Análise: confronto com os EUA na OMC é gesto político do Brasil
Organização Mundial do Comércio está praticamente paralisada, mas governo Lula usa ação para contestar tarifaço e reforçar defesa do multilateralismo

A reclamação formal que o governo brasileiro vai apresentar na OMC (Organização Mundial do Comércio) contra o tarifaço do presidente Donald Trump é vista como um movimento político e diplomático.
O Palácio do Planalto sabe que a OMC está praticamente paralisada por ações deliberadas do próprio governo americano, que vem vetando a nomeação de juízes para os tribunais de apelação da entidade desde o fim do mandato do presidente Barack Obama.
Com os vetos sucessivos, os tribunais internos perderam o número mínimo de juízes para julgar os casos e impor suas decisões aos governos. A única possibilidade de ação concreta dentro da OMC seria uma mediação eficaz que levasse os dois lados a um acordo consensual — o que não deve acontecer no caso das tarifas impostas por Trump, que não demonstra interesse em negociações que não sejam bilaterais.
Mesmo assim, o Brasil decidiu acionar a OMC para sinalizar uma reação também no plano internacional — além de manter as tentativas de negociações diretas com os Estados Unidos.
O governo brasileiro alegará que a medida unilateral dos EUA representa um risco ao comércio mundial e viola as regras internacionais por motivação política, relacionada ao processo contra o ex-presidente Jair Bolsonaro por suposta tentativa de golpe de Estado.
O Brasil já fez uma manifestação formal na organização no dia 23 de julho, por meio de um discurso do secretário de Assuntos Econômicos e Financeiros do Itamaraty, o embaixador Philip Gough, contra o tarifaço.
O discurso contou com o apoio explícito de mais de 40 países, incluindo União Europeia e China — todos também impactados pela taxação de Trump.
Apesar desse apoio, a realidade é que a ação na OMC não levará a sanções nem à reversão das tarifas.

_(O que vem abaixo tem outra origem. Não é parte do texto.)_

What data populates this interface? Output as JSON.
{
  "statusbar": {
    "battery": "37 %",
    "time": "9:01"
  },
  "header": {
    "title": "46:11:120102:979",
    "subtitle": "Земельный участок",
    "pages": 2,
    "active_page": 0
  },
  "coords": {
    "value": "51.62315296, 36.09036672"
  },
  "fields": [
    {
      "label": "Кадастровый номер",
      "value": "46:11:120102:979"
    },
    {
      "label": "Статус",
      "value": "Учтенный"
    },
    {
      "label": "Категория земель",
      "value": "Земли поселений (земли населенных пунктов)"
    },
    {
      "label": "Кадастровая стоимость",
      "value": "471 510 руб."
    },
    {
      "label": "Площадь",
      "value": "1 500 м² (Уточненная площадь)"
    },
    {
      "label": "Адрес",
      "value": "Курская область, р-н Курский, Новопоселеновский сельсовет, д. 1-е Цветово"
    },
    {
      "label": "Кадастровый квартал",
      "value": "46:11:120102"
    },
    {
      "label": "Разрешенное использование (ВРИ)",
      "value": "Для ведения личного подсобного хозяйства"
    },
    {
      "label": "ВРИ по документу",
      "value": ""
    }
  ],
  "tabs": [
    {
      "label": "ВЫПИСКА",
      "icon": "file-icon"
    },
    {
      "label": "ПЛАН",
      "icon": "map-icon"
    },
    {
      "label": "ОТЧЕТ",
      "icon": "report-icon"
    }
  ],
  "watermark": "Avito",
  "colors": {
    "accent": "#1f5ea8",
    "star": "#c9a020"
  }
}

O Brasil, contudo, resolveu levar adiante a reclamação para demonstrar ao mundo sua insatisfação com a medida americana e reforçar sua posição histórica em defesa do multilateralismo e das instituições internacionais — um gesto que também funciona como crítica ao esvaziamento da OMC promovido por Washington.
O governo entende que a iniciativa tem impacto prático limitado, mas que é essencial preservar a coerência do discurso brasileiro em defesa das regras do comércio internacional e dos princípios do multilateralismo, em um momento em que o principal protagonista global age de forma cada vez mais unilateral.